The serde2 benchmark was meant to capture some concurrency, but it doesn't help show this slowdown at all. That is possibly because there is only read-only state being shared across threads, no atomic accesses or anything like that. But I also don't know what a better concurrency benchmark would be.

RalfJung avatar Aug 07 '22 02:08 RalfJung

I was trying to minimize a massive slowdown which is observed in our code and got the following snippet:

#![feature(new_uninit)]
use std::sync::atomic::{AtomicU32, Ordering::*};

const PAGE_SIZE: usize = 1 << 12;
const PAGES: usize = 16;
const ITEMS: usize = PAGE_SIZE * PAGES;

type AtomicPage = [AtomicU32; PAGE_SIZE];

#[test]
fn init_atomic() {
    let pages: [*mut AtomicPage; PAGES] = [(); PAGES]
        .map(|()| unsafe { Box::<AtomicPage>::new_zeroed().assume_init() })
        .map(Box::into_raw);

    for i in 0..ITEMS {
        let page_idx = i / PAGE_SIZE;
        let inpage_idx = i % PAGE_SIZE;
        let page: &AtomicPage = unsafe { &*(pages[page_idx]) };
        page[inpage_idx].store(u32::MAX, Release);
    }

    for page_ptr in pages {
        drop(unsafe { Box::from_raw(page_ptr) });
    }
}

On my laptop I get the following results (more than 50x slowdown):

$ time MIRIFLAGS='-Zmiri-disable-stacked-borrows' cargo miri test

real	0m5,049s
user	0m4,786s
sys	0m0,265s
$ time cargo miri test

real	4m19,256s
user	4m18,831s
sys	0m0,334s

Replacing [*mut AtomicPage; PAGES] with [Box<AtomicPage>; PAGES] reduces slowdown to less than 2x.

newpavlov avatar Jul 05 '24 15:07 newpavlov

@newpavlov You are reporting a slowdown with Stacked Borrows, not the data race detector, which is the topic of this issue.
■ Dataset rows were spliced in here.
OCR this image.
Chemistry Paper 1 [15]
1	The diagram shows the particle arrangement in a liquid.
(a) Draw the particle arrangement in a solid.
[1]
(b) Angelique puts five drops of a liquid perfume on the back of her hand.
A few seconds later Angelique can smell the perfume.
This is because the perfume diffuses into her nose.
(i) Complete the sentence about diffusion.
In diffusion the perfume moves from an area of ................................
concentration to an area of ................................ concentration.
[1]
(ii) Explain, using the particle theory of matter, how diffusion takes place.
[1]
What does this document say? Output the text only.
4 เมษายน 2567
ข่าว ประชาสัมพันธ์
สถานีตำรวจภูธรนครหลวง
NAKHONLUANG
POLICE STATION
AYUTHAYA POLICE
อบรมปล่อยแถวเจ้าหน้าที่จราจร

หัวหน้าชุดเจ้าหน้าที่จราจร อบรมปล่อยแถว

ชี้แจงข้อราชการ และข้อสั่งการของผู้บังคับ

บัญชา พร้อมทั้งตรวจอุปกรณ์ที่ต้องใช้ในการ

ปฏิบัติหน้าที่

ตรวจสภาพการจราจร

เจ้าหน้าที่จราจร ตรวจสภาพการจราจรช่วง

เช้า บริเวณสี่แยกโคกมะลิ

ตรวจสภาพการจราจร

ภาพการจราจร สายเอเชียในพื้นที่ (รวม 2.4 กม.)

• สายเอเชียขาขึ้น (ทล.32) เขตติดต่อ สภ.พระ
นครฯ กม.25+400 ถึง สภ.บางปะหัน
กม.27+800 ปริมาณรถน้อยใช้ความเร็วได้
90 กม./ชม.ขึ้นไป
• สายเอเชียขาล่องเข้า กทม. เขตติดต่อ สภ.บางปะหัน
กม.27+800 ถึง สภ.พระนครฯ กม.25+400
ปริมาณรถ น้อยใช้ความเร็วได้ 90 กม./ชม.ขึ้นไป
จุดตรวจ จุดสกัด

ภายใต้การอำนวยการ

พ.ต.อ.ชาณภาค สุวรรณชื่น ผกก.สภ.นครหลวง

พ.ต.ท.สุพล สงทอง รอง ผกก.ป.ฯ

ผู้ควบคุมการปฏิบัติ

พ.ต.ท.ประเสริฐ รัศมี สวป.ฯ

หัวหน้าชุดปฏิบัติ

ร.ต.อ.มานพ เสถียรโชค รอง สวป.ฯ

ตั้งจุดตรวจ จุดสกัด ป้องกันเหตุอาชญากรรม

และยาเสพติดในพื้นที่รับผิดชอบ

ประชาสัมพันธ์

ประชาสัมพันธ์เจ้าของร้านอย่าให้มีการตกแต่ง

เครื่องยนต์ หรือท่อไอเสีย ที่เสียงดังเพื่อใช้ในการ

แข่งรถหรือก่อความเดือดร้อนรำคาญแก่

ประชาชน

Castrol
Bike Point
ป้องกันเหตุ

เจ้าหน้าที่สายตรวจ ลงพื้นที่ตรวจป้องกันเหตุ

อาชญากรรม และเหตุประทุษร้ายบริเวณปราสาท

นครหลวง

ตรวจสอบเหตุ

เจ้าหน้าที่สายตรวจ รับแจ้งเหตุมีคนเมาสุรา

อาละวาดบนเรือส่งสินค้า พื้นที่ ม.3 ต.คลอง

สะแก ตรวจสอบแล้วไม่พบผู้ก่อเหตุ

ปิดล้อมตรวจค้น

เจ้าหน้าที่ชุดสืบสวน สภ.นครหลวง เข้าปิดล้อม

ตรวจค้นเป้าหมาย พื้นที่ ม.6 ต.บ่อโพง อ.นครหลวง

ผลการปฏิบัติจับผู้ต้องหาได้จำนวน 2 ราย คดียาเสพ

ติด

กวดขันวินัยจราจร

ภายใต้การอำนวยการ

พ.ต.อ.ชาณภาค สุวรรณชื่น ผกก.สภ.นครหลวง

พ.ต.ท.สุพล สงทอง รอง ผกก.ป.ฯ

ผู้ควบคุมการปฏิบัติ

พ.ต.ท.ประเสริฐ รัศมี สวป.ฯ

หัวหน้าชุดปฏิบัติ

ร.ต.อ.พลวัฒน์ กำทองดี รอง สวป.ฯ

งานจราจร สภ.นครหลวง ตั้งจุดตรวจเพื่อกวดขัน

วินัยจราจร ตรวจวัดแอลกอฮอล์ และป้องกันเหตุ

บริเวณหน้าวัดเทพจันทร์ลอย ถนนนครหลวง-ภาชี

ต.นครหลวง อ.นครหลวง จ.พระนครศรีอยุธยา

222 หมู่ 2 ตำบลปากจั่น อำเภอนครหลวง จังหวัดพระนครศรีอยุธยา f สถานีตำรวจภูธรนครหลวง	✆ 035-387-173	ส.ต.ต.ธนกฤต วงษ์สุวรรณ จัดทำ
Your example does not have a significant slowdown due to the data race detector.

saethlin avatar Jul 05 '24 19:07 saethlin

Since nobody seems to have been able to reproduce this... how sure are we that the slowdown is even real?

I tried two stress tests that have many (albeit short-lived) threads and got around a 20% slowdown in both cases, which I would not qualify as "massive". This was comparing -Zmiri-disable-stacked-borrows with -Zmiri-disable-stacked-borrows -Zmiri-disable-data-race-detector, so given the much larger slowdown of Stacked Borrows, this will be hardly noticeable when comparing the default with -Zmiri-disable-data-race-detector. (My stress tests were tests/pass/0weak_memory_consistency.rs from the repo and the scope_join_race test from the standard library.)

RalfJung avatar Jul 05 '24 21:07 RalfJung

how sure are we that the slowdown is even real?

Considering that nobody has managed to reproduce such a slowdown on an issue that's over 3 years old I'm just going to close this. If anyone finds a program that spends more than half its runtime in the data race detector I would rather see a fresh issue filed about that program.

saethlin avatar Jul 05 '24 21:07 saethlin